In 2011, photographs were sent to Robert Levinson's family showing him in an orange jumpsuit

A US judge has ordered Iran to pay $1.45bn (1.23bn euros; £1.12bn) to the family of an ex-FBI agent who vanished during a visit to the country in 2007.

A ruling awarded Robert Levinson’s wife and children $1.35bn in punitive damages and $107m in compensatory damages for kidnapping.

There was no immediate response from the Iran government, which has always denied knowing his status or location.

US authorities and Mr Levinson’s family believe he died in Iranian custody.

In a statement, they described the ruling last Thursday by Judge Timothy Kelly of the US District Court in Washington as “the first step in the pursuit of justice”

“Until now, Iran has faced no consequences for its actions,” they added.

“Judge Kelly’s decision won’t bring Bob home, but we hope that it will serve as a warning against further hostage taking by Iran.”

Mr Levinson went missing during a trip to the Iranian island of Kish in the Gulf in March 2007.

The US government says Mr Levinson was working there as a private investigator on behalf of several large corporations.

However, US media report that he was on an unauthorised mission for the CIA, and that while on Kish he met an American fugitive Dawud Salahuddin.

He says Mr Levinson told him that he was investigating cigarette smuggling in the Gulf, and that after their meeting they were detained by Iranian security forces.

The FBI offered a $5m reward for information that led to Robert Levinson’s safe return

In 2011, photographs were sent to Mr Levinson’s family showing him in an orange jumpsuit.
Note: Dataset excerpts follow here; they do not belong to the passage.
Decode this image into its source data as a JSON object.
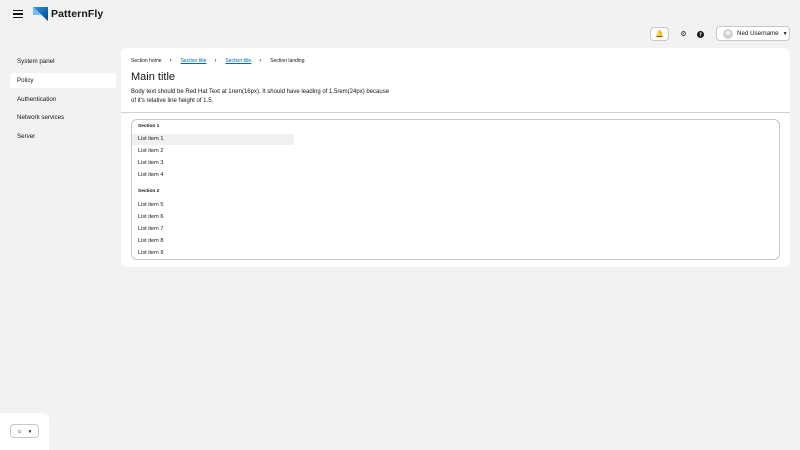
{
  "masthead": {
    "brand": "PatternFly",
    "user_name": "Ned Username"
  },
  "sidebar": {
    "items": [
      {
        "label": "System panel",
        "active": false
      },
      {
        "label": "Policy",
        "active": true
      },
      {
        "label": "Authentication",
        "active": false
      },
      {
        "label": "Network services",
        "active": false
      },
      {
        "label": "Server",
        "active": false
      }
    ]
  },
  "breadcrumb": {
    "items": [
      "Section home",
      "Section title",
      "Section title",
      "Section landing"
    ]
  },
  "main": {
    "title": "Main title",
    "body_line1": "Body text should be Red Hat Text at 1rem(16px). It should have leading of 1.5rem(24px) because",
    "body_line2": "of it's relative line height of 1.5."
  },
  "menu": {
    "sections": [
      {
        "title": "Section 1",
        "items": [
          "List item 1",
          "List item 2",
          "List item 3",
          "List item 4"
        ]
      },
      {
        "title": "Section 2",
        "items": [
          "List item 5",
          "List item 6",
          "List item 7",
          "List item 8",
          "List item 9"
        ]
      }
    ],
    "focused_item": "List item 1"
  },
  "icons": {
    "menu": "hamburger-icon",
    "notifications": "bell-icon",
    "settings": "gear-icon",
    "help": "help-icon",
    "theme": "sun-icon"
  },
  "colors": {
    "link": "#0066cc",
    "page_bg": "#f2f2f2",
    "surface": "#ffffff",
    "border": "#c7c7c7",
    "text": "#151515"
  }
}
Then-Secretary of State Hillary Clinton said she believed he was being held “somewhere in south-west Asia”.

Mr Levinson’s wife, Christine, told a US congressional committee in March 2019 that he had been “left behind, deprioritised, or seemingly forgotten” by successive US administrations.
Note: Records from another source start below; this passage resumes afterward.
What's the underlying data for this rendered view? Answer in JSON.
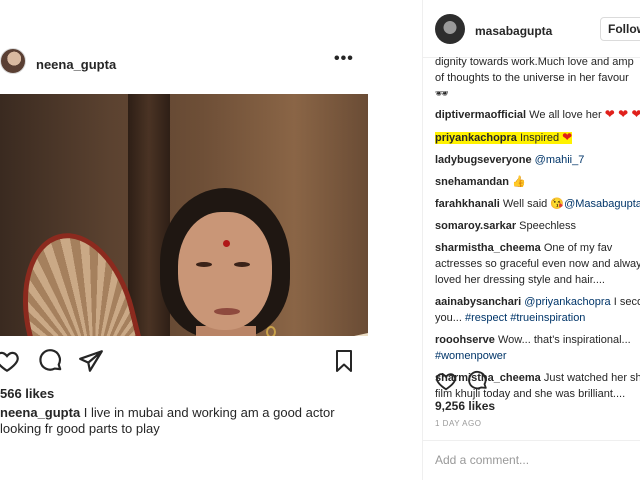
{
  "left_post": {
    "username": "neena_gupta",
    "more_label": "•••",
    "likes": "566 likes",
    "caption_user": "neena_gupta",
    "caption_text": " I live in mubai and working am a good actor looking fr good parts to play"
  },
  "right_post": {
    "username": "masabagupta",
    "follow_label": "Follow",
    "intro_line1": "dignity towards work.Much love and amp",
    "intro_line2": "of thoughts to the universe in her favour",
    "comments": [
      {
        "user": "diptivermaofficial",
        "text": " We all love her ",
        "emoji": "❤ ❤ ❤"
      },
      {
        "user": "priyankachopra",
        "text": " Inspired ",
        "emoji": "❤"
      },
      {
        "user": "ladybugseveryone",
        "text": " ",
        "mention": "@mahii_7"
      },
      {
        "user": "snehamandan",
        "text": " ",
        "emoji": "👍"
      },
      {
        "user": "farahkhanali",
        "text": " Well said ",
        "emoji": "😘",
        "mention": "@Masabagupta"
      },
      {
        "user": "somaroy.sarkar",
        "text": " Speechless"
      },
      {
        "user": "sharmistha_cheema",
        "text": " One of my fav",
        "line2": "actresses so graceful even now and alway",
        "line3": "loved her dressing style and hair...."
      },
      {
        "user": "aainabysanchari",
        "mention": "@priyankachopra",
        "text": " I secor",
        "line2": "you...",
        "tags": "#respect #trueinspiration"
      },
      {
        "user": "rooohserve",
        "text": " Wow... that's inspirational...",
        "tags": "#womenpower"
      },
      {
        "user": "sharmistha_cheema",
        "text": " Just watched her sho",
        "line2": "film khujli today and she was brilliant...."
      }
    ],
    "likes": "9,256 likes",
    "time": "1 DAY AGO",
    "add_comment_placeholder": "Add a comment..."
  }
}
Earlier this year, FBI Director Christopher Wray told Mr Levinson’s family that “the most credible evidence we have collected over the past 13 years points to the likelihood that Bob died in captivity”. But he stressed that the FBI had not given up on finding out what happened.

At the time, Iran reiterated its previous comments about the case, saying it had been trying to find out about Mr Levinson’s condition “but could not find any signs of him being alive”.

In his ruling, Judge Kelly said: “Iran’s conduct here is… unique, given that – astonishingly – it plucked a former FBI and DEA special agent from the face of the earth without warning, tortured him, held him captive for as long as 13 years, and to this day refuses to admit its responsibility.”

“And his wife and children, and their spouses and children – while keeping Levinson’s memory alive – have had to proceed with their lives without knowing his exact fate. These are surely acts worthy of the gravest condemnation,” he added.